Reprenons la genèse. Le collectif tg STAN se forme à la fin des années 80, fondé par Jolente De Keersmaeker, Damiaan De Schrijver et Frank Vercruyssen – qu’on retrouve dans Poquelin II – à la sortie du Conservatoire d’Anvers. Leur credo est d’appliquer un fonctionnement collectif total dans chaque prise de décision et de mettre en lumière le comédien dans sa force de création et d’interprétation : la démocratie et l’invention au pouvoir ! Dans le répertoire pluriel du tg STAN, on avait déjà vu apparaître Molière avec Poquelin en 2003. Quelques années plus tard, et après une création en néerlandais, Poquelin II est adapté dans sa version française, et joue sa première belge au Théâtre des Tanneurs.
La pièce, maintenant. Partant des textes de l’Avare et du Bourgeois Gentilhomme, joués tour à tour sur le même espace relativement nu (une estrade en bois sur et autour de laquelle gravitent les comédiens), la trame de Molière trouve une vibration nouvelle dans le verbe et la verve du tg STAN. Ici, l’on grossit les traits des jeux d’amour, les quiproquos, les caractères. L’avarice d’Harpagon (Willy Thomas) et le ridicule Monsieur Jourdain (Damiaan De Schrijver) se voulant noble sont accentués à l’extrême, rendant les intrigues à la fois cousues de fil blanc et désopilantes. Ce sont des éléphants dans des magasins de porcelaine, mais des éléphants distillant avec un rythme grandiose les saillies verbales de Molière et revisitant sa force comique à partir de la matière vivante du texte. Il faut voir le monologue de la cassette ponctué de grands gestes, la dérision des révélations avec ses grands "oh", ses gros "ah", ou le défilé farcesque des professeurs se jouant de la crédulité du bourgeois arriviste... Le grotesque trouve une plus belle expression encore par le truchement des costumes, mi-kitsch mi-absurde, et le jeu autour du français ancien dont on s’amuse des difficultés et des faux rythmes.
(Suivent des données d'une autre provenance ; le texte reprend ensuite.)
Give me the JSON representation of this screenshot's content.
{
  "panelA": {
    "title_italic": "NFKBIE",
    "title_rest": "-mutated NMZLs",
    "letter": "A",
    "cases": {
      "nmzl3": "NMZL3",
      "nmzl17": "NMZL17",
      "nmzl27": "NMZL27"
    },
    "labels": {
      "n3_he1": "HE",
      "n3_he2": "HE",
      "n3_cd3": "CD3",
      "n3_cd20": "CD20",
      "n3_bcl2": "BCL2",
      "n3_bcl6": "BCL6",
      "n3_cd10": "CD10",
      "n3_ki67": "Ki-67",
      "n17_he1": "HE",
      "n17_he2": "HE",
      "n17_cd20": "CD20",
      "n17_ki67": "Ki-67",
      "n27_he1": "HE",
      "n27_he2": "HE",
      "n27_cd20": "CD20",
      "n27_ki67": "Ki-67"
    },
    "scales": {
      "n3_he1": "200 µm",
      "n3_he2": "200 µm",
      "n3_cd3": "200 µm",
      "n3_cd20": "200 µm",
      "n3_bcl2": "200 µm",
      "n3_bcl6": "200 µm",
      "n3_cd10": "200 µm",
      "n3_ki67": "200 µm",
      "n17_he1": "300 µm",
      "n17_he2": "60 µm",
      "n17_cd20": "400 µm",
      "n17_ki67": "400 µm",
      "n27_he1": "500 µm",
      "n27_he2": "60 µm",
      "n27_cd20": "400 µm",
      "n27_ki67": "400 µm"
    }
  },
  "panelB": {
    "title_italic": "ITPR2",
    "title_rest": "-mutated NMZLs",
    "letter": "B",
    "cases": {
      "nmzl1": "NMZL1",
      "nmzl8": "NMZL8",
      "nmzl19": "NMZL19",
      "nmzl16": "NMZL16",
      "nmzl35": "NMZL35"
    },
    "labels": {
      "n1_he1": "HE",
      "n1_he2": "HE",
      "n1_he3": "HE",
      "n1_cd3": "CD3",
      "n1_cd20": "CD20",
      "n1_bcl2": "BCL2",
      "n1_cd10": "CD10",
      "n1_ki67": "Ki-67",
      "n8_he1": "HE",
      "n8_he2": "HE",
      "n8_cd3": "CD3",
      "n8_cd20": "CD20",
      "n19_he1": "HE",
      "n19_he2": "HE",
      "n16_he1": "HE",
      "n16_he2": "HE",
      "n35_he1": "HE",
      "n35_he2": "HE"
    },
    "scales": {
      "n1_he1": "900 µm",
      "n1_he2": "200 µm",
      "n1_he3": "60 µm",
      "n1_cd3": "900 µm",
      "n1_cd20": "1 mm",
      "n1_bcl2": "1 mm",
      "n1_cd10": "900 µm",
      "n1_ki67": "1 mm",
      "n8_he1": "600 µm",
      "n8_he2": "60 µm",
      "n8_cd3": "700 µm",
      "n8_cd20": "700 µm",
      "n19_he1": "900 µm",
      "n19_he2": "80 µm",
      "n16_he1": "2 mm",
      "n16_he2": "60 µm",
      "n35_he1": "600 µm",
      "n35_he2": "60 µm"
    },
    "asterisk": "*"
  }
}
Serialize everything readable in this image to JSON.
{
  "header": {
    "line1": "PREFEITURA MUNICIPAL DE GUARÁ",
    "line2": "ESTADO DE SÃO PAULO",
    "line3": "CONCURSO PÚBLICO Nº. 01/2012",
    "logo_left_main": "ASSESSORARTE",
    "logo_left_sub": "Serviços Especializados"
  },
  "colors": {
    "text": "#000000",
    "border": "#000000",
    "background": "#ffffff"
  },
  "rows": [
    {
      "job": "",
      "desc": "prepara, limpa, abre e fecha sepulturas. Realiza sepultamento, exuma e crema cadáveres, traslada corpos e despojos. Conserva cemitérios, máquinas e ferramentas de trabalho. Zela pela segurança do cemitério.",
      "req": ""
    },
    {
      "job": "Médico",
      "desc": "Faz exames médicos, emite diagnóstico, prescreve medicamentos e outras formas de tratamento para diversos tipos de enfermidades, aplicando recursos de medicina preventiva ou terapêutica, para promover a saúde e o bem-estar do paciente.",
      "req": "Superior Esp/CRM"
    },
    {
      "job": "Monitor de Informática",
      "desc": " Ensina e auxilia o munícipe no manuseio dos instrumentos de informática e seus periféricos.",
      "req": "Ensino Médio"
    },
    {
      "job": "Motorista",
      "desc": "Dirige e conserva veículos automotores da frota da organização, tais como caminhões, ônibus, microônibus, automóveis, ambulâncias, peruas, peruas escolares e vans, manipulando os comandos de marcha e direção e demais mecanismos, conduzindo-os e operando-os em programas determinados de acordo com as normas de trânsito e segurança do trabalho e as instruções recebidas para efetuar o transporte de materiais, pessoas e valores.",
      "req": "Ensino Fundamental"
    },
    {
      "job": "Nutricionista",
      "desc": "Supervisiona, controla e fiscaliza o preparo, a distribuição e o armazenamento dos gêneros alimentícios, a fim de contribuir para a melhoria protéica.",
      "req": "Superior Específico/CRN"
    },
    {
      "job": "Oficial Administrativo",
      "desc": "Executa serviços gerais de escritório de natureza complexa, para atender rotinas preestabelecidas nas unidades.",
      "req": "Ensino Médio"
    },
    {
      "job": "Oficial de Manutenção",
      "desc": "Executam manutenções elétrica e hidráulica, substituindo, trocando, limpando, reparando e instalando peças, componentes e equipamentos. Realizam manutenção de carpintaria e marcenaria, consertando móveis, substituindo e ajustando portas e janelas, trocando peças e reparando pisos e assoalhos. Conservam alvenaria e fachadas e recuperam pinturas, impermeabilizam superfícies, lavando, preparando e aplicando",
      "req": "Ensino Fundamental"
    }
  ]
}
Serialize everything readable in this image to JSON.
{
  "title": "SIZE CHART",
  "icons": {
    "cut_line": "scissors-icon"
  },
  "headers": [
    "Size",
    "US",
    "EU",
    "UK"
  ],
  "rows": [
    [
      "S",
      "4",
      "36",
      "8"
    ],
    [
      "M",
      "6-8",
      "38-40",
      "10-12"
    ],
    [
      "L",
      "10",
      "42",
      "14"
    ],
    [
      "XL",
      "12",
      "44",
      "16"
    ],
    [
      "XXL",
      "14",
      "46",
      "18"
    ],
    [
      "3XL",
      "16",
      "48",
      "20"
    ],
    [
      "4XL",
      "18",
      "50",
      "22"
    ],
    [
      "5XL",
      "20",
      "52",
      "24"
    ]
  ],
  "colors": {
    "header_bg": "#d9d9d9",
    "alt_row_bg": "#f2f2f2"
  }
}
Le jeu, surtout ! C’est là le sel de ce spectacle : s’appropriant ces deux pièces classiques et leur portée burlesque, la place centrale est laissée au comédien. Et chacun, chacune sur cette estrade en bois semble prendre un malin plaisir à revisiter Molière, ses conflits verbaux, ses transitions exagérées, ses coups de théâtre. Poussés à leur paroxysme, les personnages caractérisés s’amusent d’eux-mêmes, et par là ce sont les comédiens qui s’amusent dans le jeu. Rayonnants, créatifs, extravagants, ils se partagent la scène avec une joie déjantée pour prendre et décaler la mesure du texte dans une liberté qui fait plaisir à voir. L’arrivée du consul turc et le mariage dansant illustrent bien cela : la comédie prend son élan sur le texte pour s’envoler à la faveur du jeu des comédiens, s’amusant de la langue et du théâtre de Molière.